In the discipline of comparative morphology 
, phenotypic diversity is described in free text in a variety of ways, including detailed anatomical studies, descriptions of new species, and characters used in phylogenetic analyses. However, it is often difficult to compare phenotypes across taxa because of the different terminologies used in these descriptions. Researchers studying different anatomical regions, different taxa, or working within different biological specialties often have dissimilar terminologies 
. Furthermore, even when the same term is used, identifying publications that analyze the same structure is not trivial, and combining character matrices across studies is an even larger hurdle 
. If phenotypic diversity were represented in a common and computable manner, one would be better able to explore the wealth of data available across a broad range of anatomy, development, and taxa and also to relate this information to different domains of biological knowledge such as genomics, comparative embryology, and functional morphology 
. By grappling with phenotypic diversity in a structured and formal way, novel inquiries can be made across organismal phenotypic diversity, including evolved natural phenotypes and the mutant phenotypes of model systems.

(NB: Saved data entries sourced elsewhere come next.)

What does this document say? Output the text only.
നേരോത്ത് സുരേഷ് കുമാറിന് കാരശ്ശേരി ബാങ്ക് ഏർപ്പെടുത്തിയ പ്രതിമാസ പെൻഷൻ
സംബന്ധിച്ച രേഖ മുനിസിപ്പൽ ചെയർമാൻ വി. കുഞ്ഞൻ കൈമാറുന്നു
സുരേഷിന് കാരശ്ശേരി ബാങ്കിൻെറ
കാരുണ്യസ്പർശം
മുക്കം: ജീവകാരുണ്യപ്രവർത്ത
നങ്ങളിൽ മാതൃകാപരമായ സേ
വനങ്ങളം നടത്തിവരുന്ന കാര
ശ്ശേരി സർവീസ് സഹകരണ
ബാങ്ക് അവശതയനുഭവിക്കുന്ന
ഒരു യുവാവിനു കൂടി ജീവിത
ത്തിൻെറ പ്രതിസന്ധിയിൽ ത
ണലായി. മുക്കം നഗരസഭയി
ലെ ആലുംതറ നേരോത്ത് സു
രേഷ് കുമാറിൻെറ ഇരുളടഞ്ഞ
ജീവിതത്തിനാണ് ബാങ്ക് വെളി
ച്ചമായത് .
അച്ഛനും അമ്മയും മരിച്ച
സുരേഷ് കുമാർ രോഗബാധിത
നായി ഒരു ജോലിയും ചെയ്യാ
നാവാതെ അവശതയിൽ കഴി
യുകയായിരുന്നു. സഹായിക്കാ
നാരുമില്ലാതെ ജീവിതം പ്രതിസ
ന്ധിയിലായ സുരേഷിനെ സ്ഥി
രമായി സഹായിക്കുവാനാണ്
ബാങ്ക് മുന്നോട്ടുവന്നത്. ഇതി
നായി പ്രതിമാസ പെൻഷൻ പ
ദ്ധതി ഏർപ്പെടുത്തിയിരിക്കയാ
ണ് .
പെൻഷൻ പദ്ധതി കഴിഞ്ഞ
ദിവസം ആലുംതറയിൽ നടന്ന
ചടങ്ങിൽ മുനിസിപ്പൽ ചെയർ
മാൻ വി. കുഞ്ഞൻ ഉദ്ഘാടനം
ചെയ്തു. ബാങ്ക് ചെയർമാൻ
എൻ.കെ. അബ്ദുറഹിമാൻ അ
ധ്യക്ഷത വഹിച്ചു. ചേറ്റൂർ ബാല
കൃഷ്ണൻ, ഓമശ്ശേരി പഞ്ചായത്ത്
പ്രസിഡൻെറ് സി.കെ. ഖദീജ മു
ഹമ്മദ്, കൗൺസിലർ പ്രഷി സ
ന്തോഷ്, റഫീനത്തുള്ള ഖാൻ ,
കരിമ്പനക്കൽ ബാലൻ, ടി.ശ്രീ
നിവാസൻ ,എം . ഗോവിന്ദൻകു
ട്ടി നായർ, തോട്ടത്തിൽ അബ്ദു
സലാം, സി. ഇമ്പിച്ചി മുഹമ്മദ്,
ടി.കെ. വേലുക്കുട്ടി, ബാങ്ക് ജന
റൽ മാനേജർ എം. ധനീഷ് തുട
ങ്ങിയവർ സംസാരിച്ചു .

This synthesis and discovery can be made feasible through the use of shared ontologies 
. An ontology is a structured, controlled vocabulary in which the terms and the relationships between the terms are defined using formal logic. It represents the knowledge of a discipline in a format that can be understood both by humans and by machines for computational inference. Ontology-based searches differ from keyword and text searches because they allow one to retrieve groups of related terms rather than only direct text matches of search terms. The reason for improved retrieval is that one can exploit the logical definitions 
and relations across terms and thereby infer additional information. Using an anatomy ontology with logical links to development and a database of ontology-based annotations to multiple species, for example, one might search for ‘intramembranous ossification’ and return frog ‘frontoparietal bone’ because it develops using this mode of ossification. One would also return chick ‘tibia’, an endochondral bone, because it also undergoes intramembranous ossification along the midshaft 
. Furthermore, even the simple use of synonyms facilitates retrieval; for example, a user searching on ‘skull’ would retrieve data tagged with ‘cranium’. Thus, an ontology can support grouping and comparison of data in significant ways by leveraging the logical relationships among concepts.
Ontologies can be used for standardizing terminology within disciplines and for clarifying and improving communication across domains. Most importantly, ontologies can be used to bring together disparate data in a logically consistent manner. Many anatomy ontologies are restricted to model organisms and are used for annotating gene expression and resulting phenotypes: for example if sonic hedgehog a
is not expressed in the neural tube of the zebrafish, the anterior neural tube is malformed 
. Recently, the evolutionary biology community has also begun to use anatomy ontologies because they provide a structured representation for comparative morphology and the potential to link comparative morphological data to the wealth of genomic, anatomical, and phenotype data available in model organism databases 
. However, model organism and taxon-specific anatomy ontologies have been largely developed semi-independently within their specific communities. As a result, the terminological subclass hierarchies of anatomical parts developed by different communities are frequently divergent. This poses significant obstacles to integrating data across species or projects. The resulting confusion can be remedied by consensus among workers from different disciplines, such as by bringing representatives from various domains together to agree on at least a common upper-level ontology, or by developing a bridging ontology that can be used for reasoning 
Motivated by comparative research questions that require reasoning across the taxonomic and phenotypic diversity of vertebrate skeletal morphologies at different biological scales, we sought a higher-level representation of skeletal anatomy that reconciles currently existing species-specific and multispecies ontological representations of the skeletal system (). To this end, we, a group of anatomy experts and ontologists, worked together to develop a module of high-level anatomy ontology concepts that unify more specific terms for the skeletal system. This module, which we call the Vertebrate Skeletal Anatomy Ontology (VSAO), integrates terms for cells, tissues, biological processes, organs (skeletal elements such as bones and cartilages), and subdivisions of the skeletal system, thus enabling novel queries and computation across different levels of granularity and taxa. The upper-level skeletal terms in the VSAO can easily integrate terms for more specific structures and tissue types, including structures found in taxa that are not currently covered by existing anatomy ontologies. For example, placoderms, a group of extinct fossil fishes, possess a ‘scapular complex’, a cluster of dermal bones represented in VSAO as a type of ‘skeletal subdivision’ that is part of the pectoral girdle 
Vertebrate anatomy ontologies and others formally related to VSAO (*applicable to multiple species).
Rather than representing one strict classification of skeletal anatomy, the goal of developing these concepts was to accommodate the breadth of ways that biologists classify skeletal entities. The VSAO set of high-level skeletal system concepts will be a valuable resource to the fields of comparative morphology, development and genetics because of its integrative goal to unify existing vertebrate ontologies, thus enabling queries of disparate data sets across taxa, experimental studies, phylogenetic analyses, and genomics.